Le mot bonté, dans ce texte, se traduit aussi compassion, miséricorde, amour… C’est la recherche active du bien de l’autre, avec deux nuances. La première, c’est l’amour, c’est-à-dire une démarche qui ne nous est pas extérieure mais qui commence dans notre cœur, dans notre regard sur l’autre, dans le lien qui nous unit à l’autre. Deuxième nuance, cette compassion vise tout le monde, mais en particulier les plus petits, les plus faibles, ceux qui n’ont pas d’autre ressource que de faire appel à notre compassion, à notre générosité, sans rien promettre en retour.

La compassion, cet amour généreux et actif, tout comme la justice, sont d’abord des qualités divines dans la Bible, des qualités que nous sommes appelés à découvrir dans notre marche avec Dieu, et à nous approprier, à vivre de l’intérieur : Michée nous exhorte à aimer vivre avec bonté, à vivre avec justice. Encore une fois, on est moins sur le plan d’œuvres qu’on peut quantifier que sur le plan de l’être, visible à Dieu seul, une disposition intérieure qui débouche sur un comportement global.

3)   L’impact sur notre entourage

La vie avec Dieu transforme nos motivations, nos valeurs, et du coup, change nos actes et notre comportement. Vous avez peut-être remarqué, cela étant, que la justice et la compassion sont deux valeurs qui concernent les autres. La foi n’est pas une affaire entre Dieu et nous : lorsque nous nous ouvrons à Dieu, à sa volonté, à ses valeurs, à ses projets, il nous ouvre sur les autres, il nous invite à inclure notre prochain dans notre relation avec lui. L’amour du prochain est indissociable de l’amour de Dieu – il ne s’y substitue pas, mais il en est inséparable.
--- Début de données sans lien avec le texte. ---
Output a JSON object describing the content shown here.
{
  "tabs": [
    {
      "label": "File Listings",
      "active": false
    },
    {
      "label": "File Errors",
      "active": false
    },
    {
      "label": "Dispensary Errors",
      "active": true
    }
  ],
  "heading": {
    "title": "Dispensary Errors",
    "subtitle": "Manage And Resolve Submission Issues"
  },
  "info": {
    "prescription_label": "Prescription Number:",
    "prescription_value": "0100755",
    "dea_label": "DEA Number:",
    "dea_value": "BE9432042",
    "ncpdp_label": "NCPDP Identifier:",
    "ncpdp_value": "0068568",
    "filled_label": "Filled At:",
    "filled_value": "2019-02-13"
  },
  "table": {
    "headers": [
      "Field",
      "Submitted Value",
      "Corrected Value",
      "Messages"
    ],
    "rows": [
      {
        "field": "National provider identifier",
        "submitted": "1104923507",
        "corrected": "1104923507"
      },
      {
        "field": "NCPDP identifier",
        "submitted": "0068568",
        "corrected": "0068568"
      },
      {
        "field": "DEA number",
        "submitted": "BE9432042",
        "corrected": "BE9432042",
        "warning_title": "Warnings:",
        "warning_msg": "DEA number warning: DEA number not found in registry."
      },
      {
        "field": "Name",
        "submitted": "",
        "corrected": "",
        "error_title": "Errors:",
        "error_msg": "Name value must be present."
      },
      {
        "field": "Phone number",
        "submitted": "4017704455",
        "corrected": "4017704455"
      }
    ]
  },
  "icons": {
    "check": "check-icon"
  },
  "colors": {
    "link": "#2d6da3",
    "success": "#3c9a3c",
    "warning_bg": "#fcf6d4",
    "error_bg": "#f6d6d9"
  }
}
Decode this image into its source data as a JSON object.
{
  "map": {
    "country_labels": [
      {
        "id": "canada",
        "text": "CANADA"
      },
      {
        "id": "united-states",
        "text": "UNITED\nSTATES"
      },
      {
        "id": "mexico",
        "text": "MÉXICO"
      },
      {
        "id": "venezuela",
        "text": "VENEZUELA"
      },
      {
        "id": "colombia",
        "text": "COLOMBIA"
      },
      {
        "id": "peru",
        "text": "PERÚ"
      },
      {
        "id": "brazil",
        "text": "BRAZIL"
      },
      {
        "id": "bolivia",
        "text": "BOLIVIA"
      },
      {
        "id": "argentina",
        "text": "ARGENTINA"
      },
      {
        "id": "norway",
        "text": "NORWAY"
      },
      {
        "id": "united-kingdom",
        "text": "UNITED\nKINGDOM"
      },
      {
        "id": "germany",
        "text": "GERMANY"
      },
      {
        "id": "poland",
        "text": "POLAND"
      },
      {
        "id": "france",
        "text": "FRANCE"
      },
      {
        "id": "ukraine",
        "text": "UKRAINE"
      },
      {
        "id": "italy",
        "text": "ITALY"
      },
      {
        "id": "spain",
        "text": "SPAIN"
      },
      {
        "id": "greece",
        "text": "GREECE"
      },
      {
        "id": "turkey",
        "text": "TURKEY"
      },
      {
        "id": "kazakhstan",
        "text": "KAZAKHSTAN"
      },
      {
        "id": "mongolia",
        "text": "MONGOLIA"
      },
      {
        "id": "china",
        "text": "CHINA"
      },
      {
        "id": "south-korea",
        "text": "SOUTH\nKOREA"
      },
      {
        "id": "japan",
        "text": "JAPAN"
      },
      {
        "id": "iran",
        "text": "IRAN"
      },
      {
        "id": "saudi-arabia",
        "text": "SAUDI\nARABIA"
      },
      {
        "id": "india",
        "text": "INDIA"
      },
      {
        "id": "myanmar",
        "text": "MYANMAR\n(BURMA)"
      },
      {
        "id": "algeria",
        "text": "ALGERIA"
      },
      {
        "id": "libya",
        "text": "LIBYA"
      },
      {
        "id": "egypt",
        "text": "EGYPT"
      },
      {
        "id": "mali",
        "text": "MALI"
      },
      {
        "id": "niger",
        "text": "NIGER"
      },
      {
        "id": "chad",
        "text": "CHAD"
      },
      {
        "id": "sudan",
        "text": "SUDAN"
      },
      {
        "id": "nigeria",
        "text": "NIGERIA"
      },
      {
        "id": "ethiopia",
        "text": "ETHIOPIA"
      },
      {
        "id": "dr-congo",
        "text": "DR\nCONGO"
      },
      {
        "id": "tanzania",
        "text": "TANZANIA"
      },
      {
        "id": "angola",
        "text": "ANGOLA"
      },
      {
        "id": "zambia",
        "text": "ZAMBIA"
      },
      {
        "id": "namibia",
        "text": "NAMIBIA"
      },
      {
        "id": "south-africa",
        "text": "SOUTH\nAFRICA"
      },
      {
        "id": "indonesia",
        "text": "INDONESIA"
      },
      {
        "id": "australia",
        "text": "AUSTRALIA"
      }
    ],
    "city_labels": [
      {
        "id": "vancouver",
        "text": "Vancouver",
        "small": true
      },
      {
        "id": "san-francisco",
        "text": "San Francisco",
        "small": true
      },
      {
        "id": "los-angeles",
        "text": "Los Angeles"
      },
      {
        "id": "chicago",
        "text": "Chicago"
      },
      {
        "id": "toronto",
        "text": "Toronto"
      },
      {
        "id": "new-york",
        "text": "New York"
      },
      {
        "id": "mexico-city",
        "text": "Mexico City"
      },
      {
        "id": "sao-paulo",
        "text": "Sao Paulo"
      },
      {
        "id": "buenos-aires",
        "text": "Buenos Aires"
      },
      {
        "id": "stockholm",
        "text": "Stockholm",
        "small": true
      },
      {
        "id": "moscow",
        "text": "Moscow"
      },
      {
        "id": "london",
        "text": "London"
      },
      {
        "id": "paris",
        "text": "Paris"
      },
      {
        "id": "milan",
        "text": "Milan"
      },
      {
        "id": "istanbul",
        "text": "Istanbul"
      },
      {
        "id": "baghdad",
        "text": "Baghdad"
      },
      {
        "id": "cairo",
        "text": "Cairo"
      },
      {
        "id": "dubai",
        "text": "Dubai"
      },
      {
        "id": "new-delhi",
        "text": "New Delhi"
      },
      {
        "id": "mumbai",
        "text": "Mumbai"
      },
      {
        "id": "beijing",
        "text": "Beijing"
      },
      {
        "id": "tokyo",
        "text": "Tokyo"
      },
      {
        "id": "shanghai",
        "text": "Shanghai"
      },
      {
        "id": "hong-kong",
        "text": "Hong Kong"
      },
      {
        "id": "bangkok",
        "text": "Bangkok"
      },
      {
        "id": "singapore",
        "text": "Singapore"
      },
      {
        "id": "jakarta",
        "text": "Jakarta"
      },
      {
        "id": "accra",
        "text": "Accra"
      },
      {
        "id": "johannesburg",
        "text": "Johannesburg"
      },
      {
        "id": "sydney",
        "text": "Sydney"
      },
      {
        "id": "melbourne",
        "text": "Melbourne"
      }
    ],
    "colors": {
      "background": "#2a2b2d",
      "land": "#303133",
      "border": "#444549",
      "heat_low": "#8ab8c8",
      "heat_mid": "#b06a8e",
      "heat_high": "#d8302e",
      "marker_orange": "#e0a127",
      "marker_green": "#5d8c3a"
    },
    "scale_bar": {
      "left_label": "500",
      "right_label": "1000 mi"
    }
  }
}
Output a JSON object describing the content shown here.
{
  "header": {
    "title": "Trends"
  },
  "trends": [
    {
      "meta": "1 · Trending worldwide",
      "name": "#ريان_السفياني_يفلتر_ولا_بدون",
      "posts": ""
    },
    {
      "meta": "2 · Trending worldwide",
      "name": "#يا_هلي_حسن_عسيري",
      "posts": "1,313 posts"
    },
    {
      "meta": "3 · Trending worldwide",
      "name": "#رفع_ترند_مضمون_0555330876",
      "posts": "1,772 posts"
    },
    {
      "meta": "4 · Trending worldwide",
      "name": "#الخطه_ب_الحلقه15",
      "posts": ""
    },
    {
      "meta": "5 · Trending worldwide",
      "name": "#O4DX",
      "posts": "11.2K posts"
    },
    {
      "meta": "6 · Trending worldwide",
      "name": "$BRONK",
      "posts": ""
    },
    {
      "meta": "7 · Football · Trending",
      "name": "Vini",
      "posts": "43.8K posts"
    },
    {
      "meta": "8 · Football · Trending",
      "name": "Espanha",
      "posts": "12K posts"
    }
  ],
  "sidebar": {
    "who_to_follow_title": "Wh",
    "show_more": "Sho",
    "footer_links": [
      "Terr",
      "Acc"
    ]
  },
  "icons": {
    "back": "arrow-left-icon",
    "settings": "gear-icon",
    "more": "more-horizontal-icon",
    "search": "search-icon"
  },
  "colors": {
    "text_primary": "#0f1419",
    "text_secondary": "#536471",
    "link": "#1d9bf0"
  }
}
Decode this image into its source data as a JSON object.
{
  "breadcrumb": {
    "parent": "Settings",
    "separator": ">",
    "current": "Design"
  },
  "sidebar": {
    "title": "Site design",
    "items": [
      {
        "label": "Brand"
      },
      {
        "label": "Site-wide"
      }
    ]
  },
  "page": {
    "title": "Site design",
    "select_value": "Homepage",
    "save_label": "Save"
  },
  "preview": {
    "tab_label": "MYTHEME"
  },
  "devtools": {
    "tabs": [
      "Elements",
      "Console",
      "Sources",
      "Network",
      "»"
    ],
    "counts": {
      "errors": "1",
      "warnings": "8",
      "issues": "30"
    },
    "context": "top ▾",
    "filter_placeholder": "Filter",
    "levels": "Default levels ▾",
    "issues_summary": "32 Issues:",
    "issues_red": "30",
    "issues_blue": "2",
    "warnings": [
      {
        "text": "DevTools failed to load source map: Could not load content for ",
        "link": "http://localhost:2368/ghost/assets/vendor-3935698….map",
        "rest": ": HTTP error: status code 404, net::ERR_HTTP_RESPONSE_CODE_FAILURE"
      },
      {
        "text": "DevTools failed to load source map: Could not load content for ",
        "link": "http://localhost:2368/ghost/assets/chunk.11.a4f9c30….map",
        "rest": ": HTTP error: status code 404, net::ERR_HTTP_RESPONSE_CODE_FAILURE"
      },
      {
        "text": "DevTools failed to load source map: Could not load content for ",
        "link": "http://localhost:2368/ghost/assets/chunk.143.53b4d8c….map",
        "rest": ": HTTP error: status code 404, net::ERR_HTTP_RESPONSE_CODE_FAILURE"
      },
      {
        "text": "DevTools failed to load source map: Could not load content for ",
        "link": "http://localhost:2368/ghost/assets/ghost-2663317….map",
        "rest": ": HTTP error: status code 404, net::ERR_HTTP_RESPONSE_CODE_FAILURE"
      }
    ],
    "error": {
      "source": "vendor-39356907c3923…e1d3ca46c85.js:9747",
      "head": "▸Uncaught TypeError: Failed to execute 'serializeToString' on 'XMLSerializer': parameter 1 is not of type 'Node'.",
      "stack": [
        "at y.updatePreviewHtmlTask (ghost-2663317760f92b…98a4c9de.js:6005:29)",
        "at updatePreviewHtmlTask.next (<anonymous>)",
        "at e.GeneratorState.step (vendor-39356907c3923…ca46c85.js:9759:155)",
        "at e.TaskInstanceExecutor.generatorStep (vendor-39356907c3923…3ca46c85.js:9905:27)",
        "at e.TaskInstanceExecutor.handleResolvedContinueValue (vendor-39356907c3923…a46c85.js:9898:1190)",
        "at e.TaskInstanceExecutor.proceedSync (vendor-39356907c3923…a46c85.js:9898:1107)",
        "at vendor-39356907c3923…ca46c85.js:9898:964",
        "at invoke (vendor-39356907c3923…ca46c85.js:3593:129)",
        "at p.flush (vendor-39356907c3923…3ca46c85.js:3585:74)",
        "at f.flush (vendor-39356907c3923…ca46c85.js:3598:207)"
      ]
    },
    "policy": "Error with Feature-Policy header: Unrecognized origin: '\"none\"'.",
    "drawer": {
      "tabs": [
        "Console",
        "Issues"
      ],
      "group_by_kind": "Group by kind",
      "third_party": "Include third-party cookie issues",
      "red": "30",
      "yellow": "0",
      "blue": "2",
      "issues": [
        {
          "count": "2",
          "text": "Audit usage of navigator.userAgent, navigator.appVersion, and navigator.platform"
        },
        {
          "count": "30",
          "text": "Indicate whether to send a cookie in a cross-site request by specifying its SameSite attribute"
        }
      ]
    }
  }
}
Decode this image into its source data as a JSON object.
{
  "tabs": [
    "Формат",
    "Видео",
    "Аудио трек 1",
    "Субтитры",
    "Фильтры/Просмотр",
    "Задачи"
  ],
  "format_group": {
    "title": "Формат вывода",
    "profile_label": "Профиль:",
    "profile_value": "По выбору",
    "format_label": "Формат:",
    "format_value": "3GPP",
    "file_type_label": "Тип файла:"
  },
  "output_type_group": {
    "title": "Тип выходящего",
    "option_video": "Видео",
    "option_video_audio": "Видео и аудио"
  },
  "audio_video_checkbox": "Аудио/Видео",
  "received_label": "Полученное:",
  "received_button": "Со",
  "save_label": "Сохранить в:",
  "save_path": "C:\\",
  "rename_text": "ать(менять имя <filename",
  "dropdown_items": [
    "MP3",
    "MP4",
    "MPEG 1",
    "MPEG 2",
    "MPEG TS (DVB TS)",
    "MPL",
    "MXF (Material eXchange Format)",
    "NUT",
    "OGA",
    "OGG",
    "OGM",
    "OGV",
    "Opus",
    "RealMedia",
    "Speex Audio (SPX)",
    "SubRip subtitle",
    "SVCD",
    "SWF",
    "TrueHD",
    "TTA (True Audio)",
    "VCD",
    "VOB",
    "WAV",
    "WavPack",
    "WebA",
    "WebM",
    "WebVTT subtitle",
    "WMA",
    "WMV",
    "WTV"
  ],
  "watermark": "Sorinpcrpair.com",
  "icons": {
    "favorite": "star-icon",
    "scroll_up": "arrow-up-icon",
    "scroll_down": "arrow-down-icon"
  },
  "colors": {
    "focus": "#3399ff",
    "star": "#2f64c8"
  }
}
Notre relation avec Dieu a un impact sur notre relation avec les autres, et d’abord nos proches, évidemment, notre famille, notre église, nos collègues, nos voisins etc.

Cela est vrai à la fois sur un plan individuel que communautaire : notre vie d’église, notre façon de vivre la foi ensemble implique forcément les relations que nous avons les uns avec les autres et avec ceux qui nous entourent : visiteurs, voisins… Comment la justice et la miséricorde s’inscrivent-elles concrètement dans notre vie d’église ? Il y a déjà des initiatives de solidarité concrète, mais est-ce qu’on peut aller plus loin ? Comment intégrer, peut-être de manière plus systématique, cet amour de la justice et de la compassion dans nos projets d’église, dans notre vision ? Je pense que c’est essentiel de s’y pencher sérieusement et régulièrement, vu l’importance de la justice et de la compassion aux yeux de Dieu.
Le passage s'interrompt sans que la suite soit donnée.